Japan's Nikkei share average ended almost flat on Monday after a three-day winning streak, with gains by exporters like Honda Motor Co Ltd offseting declines in insurers such as Millea Holdings Inc In thin trade Japan's three largest banks, including Mitsubishi UFJ Financial Group, extended gains, all rising more than 2 percent.
The market spent most of the session in positive territory as investors saw some shares as bargains following the recent sell-off. "The market has temporarily resumed its calm following the Federal Reserve's rate cut and other actions," said Harushige Kobayashi, head of the research department at Maruwa Securities. "But the subprime problems are not over yet, and gains in thin trade are not sustainable," he added.

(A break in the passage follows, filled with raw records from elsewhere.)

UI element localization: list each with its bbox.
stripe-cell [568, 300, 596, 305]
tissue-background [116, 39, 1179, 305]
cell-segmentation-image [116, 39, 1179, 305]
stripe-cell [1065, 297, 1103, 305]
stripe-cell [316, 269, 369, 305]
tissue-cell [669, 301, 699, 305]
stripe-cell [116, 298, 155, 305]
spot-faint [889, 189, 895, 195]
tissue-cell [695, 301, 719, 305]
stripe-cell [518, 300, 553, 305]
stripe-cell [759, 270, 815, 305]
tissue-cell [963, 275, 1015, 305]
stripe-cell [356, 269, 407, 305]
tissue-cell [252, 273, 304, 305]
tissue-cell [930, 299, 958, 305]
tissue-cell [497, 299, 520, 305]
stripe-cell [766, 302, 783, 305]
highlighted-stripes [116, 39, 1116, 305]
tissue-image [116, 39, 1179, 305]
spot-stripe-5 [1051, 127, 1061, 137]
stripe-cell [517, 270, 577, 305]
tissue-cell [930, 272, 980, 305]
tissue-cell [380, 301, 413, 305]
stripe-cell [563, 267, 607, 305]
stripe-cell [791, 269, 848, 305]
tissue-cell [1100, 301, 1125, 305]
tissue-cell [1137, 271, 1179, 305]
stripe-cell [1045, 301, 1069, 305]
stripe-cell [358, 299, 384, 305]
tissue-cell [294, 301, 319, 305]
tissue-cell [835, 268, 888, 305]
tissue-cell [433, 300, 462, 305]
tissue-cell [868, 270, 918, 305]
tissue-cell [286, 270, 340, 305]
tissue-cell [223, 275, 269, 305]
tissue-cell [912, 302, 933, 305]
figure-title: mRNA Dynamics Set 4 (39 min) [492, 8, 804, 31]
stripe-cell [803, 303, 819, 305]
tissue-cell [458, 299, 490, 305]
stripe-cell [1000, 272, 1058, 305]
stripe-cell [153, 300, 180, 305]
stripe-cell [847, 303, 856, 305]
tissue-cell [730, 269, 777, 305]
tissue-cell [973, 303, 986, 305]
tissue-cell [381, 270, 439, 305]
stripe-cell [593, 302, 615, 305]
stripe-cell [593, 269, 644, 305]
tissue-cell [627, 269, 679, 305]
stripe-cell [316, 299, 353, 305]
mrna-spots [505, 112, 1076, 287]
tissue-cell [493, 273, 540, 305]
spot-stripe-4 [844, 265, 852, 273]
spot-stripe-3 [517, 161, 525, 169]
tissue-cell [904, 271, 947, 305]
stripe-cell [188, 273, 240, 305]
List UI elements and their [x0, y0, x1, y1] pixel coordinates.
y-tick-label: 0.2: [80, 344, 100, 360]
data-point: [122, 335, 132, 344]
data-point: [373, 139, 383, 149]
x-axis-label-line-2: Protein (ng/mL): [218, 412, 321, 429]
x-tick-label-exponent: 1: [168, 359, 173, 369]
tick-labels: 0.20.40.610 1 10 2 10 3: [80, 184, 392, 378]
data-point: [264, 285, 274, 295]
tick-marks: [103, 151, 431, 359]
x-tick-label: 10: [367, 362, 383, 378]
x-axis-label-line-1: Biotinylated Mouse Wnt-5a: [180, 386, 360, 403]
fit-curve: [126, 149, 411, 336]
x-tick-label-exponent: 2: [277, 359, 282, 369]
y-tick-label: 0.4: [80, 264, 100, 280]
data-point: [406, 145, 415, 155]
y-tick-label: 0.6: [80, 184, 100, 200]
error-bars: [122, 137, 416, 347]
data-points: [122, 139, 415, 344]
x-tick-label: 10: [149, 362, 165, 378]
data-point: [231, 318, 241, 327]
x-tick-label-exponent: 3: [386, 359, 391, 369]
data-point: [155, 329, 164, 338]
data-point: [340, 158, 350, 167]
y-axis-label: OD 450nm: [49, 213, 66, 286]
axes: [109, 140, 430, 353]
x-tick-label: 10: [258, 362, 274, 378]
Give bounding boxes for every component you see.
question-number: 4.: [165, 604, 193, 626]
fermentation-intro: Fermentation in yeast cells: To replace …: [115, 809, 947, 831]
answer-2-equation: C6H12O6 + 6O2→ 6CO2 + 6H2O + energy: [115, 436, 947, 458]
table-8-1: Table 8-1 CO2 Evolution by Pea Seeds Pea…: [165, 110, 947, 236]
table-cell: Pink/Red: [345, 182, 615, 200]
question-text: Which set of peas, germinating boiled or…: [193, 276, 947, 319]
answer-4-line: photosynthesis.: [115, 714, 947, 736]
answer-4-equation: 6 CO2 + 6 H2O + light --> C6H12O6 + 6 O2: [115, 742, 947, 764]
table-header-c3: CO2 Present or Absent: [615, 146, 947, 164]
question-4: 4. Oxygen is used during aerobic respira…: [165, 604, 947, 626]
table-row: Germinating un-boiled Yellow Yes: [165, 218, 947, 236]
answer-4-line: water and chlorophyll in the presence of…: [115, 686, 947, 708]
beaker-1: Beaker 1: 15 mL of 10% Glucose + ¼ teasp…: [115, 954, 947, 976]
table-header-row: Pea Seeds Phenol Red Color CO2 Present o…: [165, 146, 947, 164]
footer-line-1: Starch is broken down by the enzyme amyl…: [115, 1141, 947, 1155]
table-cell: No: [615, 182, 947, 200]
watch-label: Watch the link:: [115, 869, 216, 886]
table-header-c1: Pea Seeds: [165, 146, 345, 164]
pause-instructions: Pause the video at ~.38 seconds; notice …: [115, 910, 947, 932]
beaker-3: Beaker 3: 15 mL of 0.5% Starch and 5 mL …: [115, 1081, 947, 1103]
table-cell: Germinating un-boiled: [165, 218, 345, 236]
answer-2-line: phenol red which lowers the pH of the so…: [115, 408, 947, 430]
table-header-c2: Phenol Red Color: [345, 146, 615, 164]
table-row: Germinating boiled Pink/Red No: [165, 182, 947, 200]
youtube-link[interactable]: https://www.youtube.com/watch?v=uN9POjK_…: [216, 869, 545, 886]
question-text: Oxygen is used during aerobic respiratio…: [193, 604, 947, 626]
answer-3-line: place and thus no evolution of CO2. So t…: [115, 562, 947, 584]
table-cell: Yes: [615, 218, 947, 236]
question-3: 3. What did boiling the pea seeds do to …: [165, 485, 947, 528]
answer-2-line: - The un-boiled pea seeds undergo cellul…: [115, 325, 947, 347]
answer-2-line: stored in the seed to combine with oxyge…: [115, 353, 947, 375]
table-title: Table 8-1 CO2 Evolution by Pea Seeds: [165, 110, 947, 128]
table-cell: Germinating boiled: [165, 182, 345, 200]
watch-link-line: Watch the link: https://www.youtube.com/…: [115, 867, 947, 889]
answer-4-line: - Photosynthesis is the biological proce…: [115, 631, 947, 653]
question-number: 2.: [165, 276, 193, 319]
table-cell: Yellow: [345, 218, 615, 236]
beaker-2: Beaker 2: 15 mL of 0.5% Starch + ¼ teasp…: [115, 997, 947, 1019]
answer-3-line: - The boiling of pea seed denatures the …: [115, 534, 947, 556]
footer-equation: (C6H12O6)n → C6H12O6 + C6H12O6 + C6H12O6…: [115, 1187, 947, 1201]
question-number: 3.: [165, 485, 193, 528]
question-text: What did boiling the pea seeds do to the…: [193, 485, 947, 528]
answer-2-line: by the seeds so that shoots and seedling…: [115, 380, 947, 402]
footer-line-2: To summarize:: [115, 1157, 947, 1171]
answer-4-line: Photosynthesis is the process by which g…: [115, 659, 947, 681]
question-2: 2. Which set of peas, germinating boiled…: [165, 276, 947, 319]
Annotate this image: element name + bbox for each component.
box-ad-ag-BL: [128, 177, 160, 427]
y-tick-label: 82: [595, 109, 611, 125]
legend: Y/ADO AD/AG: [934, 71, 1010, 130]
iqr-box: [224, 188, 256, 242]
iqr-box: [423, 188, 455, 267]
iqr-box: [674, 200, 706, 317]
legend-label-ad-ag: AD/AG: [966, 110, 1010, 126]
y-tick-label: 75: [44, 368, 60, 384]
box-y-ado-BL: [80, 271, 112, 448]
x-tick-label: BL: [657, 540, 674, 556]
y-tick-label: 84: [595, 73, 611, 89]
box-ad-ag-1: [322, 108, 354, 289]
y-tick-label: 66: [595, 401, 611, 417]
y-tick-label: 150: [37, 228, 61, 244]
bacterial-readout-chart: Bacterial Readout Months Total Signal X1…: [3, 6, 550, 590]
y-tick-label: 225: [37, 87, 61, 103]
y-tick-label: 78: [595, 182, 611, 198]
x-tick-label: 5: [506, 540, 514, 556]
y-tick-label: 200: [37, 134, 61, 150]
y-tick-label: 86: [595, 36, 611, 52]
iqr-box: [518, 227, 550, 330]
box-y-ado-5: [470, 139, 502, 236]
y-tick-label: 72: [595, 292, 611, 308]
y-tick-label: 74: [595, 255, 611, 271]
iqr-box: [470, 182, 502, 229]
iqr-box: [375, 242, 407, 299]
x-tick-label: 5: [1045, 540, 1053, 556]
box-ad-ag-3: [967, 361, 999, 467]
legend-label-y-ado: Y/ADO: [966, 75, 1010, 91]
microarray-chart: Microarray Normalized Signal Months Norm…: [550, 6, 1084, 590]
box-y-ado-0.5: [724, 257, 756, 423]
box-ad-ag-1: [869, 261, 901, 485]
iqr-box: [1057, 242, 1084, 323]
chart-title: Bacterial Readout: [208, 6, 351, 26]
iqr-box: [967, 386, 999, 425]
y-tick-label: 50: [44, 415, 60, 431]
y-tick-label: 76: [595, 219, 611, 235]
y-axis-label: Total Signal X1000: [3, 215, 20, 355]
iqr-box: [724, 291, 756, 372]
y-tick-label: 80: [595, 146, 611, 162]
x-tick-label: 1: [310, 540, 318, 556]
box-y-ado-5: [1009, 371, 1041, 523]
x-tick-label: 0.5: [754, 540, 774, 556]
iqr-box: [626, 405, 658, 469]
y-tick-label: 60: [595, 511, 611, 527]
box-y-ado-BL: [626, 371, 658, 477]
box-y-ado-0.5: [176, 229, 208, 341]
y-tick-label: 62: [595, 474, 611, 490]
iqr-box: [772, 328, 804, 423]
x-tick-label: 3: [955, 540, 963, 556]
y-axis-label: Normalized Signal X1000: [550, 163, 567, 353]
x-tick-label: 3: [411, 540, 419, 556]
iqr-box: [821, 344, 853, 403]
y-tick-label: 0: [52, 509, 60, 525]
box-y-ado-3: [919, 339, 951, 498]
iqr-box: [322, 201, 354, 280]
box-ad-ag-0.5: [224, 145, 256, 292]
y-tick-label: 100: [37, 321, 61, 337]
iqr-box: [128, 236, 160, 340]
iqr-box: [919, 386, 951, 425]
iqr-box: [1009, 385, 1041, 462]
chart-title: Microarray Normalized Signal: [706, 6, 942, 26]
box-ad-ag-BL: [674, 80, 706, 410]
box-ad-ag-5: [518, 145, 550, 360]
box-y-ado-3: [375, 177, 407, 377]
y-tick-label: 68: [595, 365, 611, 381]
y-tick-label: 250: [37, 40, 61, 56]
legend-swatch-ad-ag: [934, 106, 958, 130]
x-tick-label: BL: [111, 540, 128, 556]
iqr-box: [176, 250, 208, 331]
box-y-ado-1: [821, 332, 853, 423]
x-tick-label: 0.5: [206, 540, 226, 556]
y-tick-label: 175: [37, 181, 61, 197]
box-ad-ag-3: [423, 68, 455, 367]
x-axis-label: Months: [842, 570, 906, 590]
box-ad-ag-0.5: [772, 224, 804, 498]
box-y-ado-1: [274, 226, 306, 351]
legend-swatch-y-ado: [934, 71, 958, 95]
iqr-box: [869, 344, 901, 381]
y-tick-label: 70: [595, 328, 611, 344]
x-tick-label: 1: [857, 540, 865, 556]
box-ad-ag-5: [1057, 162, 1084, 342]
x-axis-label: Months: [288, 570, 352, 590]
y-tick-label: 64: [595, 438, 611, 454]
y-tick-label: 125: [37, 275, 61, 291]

The Tokyo stock exchange said turnover on the first section in both volume and value terms hit the lowest for this year, excluding a half-day session on January 4 and renewing the low touched on Friday when many investors held off bets between holidays.
"Trading volume is not building up. There are few big players out there now. Foreign investors are also absent," said Norio Shimura, deputy chief of the equities department at Chuo Securities. "Participants are mostly retail investors who are after dividends, and dealers."
The market largely shrugged off a government survey that showed big Japanese manufacturers' confidence in business conditions sank to a new low in the three months to March. The benchmark Nikkei average ended down 2.48 points at 12,480.09. The broader TOPIX index rose 0.3 percent to 1,224.15. Honda rose 2.6 percent to 2,950 yen, the biggest contributor to the Nikkei, while Mitsubishi UFJ Financial Group gained 2.5 percent to 914 yen. Millea shed 4.4 percent to 3,710 yen, one of the biggest drags on the Nikkei. Insurers are among the shares that had gained sharply in recent sessions.
As investors have grown increasingly worried about corporate earnings amid a worsening economic outlook, firms that cut their profit forecasts were punished with heavy selling. The day's three biggest percentage losers on the Tokyo stock exchange's first section all gave profit warnings last week.
Impress Holdings Inc plunged 12.5 percent to 10,800 yen after the media firm slashed its full-year earnings outlook and decided not to pay an annual dividend due to weaker-than-expected sales and advertising revenue from its magazine business.
Construction firm Maeda Corp slid 11.8 percent to 269 yen and electronics parts maker Japan Aviation Electronics Industry Ltd plunged 11.3 percent to 751 yen. Both firms have cut their full-year forecasts. Nippon Suisan Kaisha lost 7.4 percent to 386 yen after Japan's No 2 fisheries firm roughly halved its operating profit forecast for the year to March 31 to 7 billion yen.
Goodwill Group Inc was untraded due to a glut of buy orders with bids at its daily limit high of 13,700 yen, up 17.1 percent from Friday's close, after staffing firm United Technology Holdings Co said on Friday it had bought 30 percent of the scandal-hit rival.
Shares of United Technology, traded on the Jasdaq start-up market, plummeted 15.1 percent to 169,000 yen. Trade was thin on the Tokyo exchange's first section, with 1.6 billion shares changing hands, compared with last week's daily average of 2.2 billion. Advancing stocks beat declining ones by 874 to 729.